Da das Medienrecht als Querschnittsrecht eine Vielzahl von Rechtsgebieten mit unterschiedlichen Gesetzen betrifft, sollen zunächst im Rahmen eines Überblicks die für den Medienbereich besonders relevanten Rechtsgebiete vorgestellt werden. Diese Übersicht dient dem Verständnis für diese komplexe Materie und soll den Einstieg in die nachfolgenden Kapitel erleichtern.

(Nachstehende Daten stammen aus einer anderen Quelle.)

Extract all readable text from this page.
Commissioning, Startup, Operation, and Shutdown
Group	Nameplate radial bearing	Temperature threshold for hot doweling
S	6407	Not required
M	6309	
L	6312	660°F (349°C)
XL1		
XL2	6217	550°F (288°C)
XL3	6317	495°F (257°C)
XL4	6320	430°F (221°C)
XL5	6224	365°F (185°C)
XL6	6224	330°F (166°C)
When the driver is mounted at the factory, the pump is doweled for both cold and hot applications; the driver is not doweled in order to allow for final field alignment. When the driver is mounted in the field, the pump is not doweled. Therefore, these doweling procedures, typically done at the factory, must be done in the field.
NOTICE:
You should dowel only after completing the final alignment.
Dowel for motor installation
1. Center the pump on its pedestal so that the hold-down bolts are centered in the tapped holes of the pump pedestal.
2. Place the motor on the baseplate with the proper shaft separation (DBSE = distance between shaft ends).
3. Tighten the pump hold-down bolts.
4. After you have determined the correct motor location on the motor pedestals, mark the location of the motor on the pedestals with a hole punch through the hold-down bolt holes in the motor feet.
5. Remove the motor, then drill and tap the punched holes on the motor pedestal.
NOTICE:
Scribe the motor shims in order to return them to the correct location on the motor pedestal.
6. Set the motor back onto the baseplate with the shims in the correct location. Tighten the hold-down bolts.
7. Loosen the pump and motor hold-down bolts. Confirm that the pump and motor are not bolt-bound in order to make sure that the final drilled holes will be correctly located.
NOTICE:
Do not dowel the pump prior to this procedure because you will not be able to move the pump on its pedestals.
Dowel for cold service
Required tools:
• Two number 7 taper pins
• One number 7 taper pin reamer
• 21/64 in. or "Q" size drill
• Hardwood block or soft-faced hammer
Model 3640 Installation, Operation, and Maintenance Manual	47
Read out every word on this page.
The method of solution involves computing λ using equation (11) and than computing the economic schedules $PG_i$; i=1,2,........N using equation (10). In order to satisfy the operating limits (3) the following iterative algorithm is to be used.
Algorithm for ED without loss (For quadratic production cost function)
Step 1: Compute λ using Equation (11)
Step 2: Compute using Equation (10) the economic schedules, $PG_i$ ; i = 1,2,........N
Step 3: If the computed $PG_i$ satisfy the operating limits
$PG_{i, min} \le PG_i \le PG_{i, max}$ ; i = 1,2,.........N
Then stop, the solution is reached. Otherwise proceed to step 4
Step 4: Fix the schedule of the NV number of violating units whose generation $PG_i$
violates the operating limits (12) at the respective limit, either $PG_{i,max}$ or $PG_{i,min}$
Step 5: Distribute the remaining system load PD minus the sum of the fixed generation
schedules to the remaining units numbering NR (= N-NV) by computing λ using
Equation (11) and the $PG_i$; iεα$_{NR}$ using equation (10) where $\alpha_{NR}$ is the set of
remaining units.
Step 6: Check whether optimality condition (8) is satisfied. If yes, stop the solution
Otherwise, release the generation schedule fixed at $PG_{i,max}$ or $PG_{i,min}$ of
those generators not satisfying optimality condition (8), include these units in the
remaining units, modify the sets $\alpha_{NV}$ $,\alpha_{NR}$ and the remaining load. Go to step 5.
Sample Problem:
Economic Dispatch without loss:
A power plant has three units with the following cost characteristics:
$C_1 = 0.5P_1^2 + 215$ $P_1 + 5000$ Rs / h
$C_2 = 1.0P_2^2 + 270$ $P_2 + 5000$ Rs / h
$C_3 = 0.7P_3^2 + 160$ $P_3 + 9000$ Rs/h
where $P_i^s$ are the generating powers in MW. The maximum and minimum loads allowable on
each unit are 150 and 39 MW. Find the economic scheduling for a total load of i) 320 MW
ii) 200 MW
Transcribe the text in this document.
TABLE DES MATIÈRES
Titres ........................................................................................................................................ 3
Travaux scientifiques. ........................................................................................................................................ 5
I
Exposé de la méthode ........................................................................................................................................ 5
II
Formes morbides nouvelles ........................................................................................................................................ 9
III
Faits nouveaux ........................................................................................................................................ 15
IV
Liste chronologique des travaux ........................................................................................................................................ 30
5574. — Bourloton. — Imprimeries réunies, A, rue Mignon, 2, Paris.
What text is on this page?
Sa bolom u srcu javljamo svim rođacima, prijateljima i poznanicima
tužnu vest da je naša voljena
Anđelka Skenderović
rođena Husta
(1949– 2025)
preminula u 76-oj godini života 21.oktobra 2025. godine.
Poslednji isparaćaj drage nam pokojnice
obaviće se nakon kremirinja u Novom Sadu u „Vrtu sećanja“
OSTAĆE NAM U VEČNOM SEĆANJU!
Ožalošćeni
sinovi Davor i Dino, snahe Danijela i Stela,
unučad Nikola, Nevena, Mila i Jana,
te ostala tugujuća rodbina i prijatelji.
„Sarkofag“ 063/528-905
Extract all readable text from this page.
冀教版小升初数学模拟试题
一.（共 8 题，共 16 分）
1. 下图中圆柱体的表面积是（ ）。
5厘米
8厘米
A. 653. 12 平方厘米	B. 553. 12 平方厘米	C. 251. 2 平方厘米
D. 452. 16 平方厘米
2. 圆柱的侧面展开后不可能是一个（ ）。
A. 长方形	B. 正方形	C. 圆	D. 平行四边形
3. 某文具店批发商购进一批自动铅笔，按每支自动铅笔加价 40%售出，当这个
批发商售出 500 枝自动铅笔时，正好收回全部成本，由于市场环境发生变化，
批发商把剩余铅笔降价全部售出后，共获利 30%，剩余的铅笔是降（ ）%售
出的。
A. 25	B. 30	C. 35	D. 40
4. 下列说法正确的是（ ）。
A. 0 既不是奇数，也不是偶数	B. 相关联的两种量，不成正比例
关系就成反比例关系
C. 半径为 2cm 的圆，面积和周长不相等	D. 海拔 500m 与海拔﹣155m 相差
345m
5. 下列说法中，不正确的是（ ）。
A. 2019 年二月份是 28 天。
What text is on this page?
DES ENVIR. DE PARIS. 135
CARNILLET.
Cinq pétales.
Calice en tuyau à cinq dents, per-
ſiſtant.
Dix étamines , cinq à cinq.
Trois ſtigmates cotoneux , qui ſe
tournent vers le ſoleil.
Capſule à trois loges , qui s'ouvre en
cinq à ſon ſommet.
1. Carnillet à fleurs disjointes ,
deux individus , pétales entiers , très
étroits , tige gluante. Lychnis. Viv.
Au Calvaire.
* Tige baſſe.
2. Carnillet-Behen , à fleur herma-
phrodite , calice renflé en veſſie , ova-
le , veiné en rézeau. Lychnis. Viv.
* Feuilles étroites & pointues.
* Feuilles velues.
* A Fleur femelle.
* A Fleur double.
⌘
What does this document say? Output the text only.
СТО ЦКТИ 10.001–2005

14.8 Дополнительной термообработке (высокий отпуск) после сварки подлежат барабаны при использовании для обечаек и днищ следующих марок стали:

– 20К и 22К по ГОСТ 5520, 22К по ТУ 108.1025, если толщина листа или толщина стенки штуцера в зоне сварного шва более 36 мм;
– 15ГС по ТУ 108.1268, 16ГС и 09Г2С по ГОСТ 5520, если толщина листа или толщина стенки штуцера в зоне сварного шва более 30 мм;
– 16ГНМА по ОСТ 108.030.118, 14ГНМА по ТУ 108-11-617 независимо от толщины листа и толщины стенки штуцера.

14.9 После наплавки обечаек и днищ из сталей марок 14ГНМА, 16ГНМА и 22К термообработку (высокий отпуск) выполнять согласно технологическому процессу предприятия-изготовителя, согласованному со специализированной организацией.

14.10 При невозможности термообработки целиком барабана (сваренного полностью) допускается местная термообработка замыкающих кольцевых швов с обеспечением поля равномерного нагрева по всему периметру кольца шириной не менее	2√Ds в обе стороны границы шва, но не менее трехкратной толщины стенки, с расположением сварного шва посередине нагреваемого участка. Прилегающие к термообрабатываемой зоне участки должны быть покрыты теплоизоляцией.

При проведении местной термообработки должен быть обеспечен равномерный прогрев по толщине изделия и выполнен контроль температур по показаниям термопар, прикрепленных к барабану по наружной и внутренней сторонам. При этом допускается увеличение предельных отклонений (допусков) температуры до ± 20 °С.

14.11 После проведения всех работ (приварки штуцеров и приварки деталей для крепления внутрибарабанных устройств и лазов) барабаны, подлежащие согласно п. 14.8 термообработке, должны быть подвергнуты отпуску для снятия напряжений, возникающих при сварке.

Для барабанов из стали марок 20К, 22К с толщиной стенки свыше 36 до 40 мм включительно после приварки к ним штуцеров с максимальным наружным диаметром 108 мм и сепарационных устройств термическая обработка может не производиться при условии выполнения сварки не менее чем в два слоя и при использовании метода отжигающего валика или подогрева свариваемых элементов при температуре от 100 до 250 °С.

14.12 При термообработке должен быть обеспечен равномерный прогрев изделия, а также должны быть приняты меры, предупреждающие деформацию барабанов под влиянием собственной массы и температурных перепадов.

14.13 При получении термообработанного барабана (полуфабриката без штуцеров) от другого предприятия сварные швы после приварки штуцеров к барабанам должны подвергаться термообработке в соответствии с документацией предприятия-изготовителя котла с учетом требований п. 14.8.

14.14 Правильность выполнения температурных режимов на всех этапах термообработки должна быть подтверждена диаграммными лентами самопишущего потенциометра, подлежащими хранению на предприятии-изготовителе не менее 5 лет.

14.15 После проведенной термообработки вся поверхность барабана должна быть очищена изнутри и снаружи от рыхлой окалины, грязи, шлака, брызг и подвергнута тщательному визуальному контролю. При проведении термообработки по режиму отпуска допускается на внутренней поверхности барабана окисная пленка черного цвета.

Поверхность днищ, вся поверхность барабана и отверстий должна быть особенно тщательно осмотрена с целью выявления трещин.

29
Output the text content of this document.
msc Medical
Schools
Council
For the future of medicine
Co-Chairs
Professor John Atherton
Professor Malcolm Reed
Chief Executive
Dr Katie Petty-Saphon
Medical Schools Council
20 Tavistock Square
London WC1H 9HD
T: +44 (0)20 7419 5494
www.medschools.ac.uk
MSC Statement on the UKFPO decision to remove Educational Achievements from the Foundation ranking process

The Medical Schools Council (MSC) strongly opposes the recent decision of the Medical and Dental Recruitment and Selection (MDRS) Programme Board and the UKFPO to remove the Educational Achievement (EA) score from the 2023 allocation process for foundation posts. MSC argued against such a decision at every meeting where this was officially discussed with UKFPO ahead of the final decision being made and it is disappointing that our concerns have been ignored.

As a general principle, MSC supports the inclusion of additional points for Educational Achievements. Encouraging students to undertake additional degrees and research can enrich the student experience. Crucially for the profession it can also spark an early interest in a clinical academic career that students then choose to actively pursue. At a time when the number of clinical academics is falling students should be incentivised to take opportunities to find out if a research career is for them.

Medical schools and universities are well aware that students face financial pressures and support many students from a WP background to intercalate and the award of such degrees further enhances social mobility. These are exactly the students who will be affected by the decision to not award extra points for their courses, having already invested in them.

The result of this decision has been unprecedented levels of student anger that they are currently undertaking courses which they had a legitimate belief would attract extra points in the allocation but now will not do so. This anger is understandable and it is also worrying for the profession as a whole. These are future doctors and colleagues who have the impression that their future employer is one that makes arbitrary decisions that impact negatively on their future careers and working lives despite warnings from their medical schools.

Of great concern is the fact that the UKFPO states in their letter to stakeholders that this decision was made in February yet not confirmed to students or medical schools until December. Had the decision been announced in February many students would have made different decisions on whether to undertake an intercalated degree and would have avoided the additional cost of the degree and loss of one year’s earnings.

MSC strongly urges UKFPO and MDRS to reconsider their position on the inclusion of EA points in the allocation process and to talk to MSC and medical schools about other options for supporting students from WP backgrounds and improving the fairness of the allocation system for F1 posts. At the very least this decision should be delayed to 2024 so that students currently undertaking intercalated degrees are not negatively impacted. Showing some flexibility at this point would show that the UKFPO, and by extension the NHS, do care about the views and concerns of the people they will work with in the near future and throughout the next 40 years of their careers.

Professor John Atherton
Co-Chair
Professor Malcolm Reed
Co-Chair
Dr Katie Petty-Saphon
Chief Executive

Die Grundrechte gewährleisten dem Einzelnen bestimmte Rechte und verpflichten den Staat. Sie sind Abwehrrechte des Bürgers gegen den Staat8 und dienen dem Schutz der Bürger vor staatlichen Eingriffen oder Beschränkungen. Will der Staat in Grundrechte eingreifen, diese also beschränken, benötigt er dafür eine Rechtfertigung, die gesetzlich geregelt sein muss. Unter Staat sind in diesem Zusammenhang alle staatlichen Funktionsträger zu verstehen. Die Grundrechte finden sich in der Verfassung, dem Grundgesetz für die Bundesrepublik Deutschland, abgekürzt GG. Somit haben die Grundrechte Verfassungsrang und stehen über den sog. einfachen Gesetzen, gehen normalen Gesetzen also vor. Nach dem Kreis der Berechtigten lassen sich Grundrechte einerseits in sog. Jedermannsrechte bzw. Menschenrechte und andererseits in Bürgerrechte unterscheiden: Jedermanns- oder Menschenrechte stehen allen Menschen, Bürgerrechte nur deutschen Staatsangehörigen zu. Für das Medienrecht sind die nachfolgenden Grundrechte,9 die auch unter dem Oberbegriff Kommunikationsgrundrechte10 zusammengefasst werden, von zentraler Bedeutung:

Meinungsfreiheit
seine Meinung frei äußern und verbreiten
Informationsfreiheit
sich aus allgemein zugänglichen Quellen unterrichten
Medienfreiheit
Produktionsfreiheit für Presse, Rundfunk und Film

Bei diesen Grundrechten handelt es sich um Jedermannsrechte, da diese Grundrechte ohne Einschränkung jedem Menschen bzw. allen juristischen Personen des Inlands zustehen. Darüber hinaus können noch folgende Grundrechte im Medienrecht Bedeutung erhalten: der Schutz der Menschenwürde11, das Recht auf freie Entfaltung der Persönlichkeit12 sowie die Kunst- und Wissenschaftsfreiheit.13 Auch diese Grundrechte stehen allen Menschen zu.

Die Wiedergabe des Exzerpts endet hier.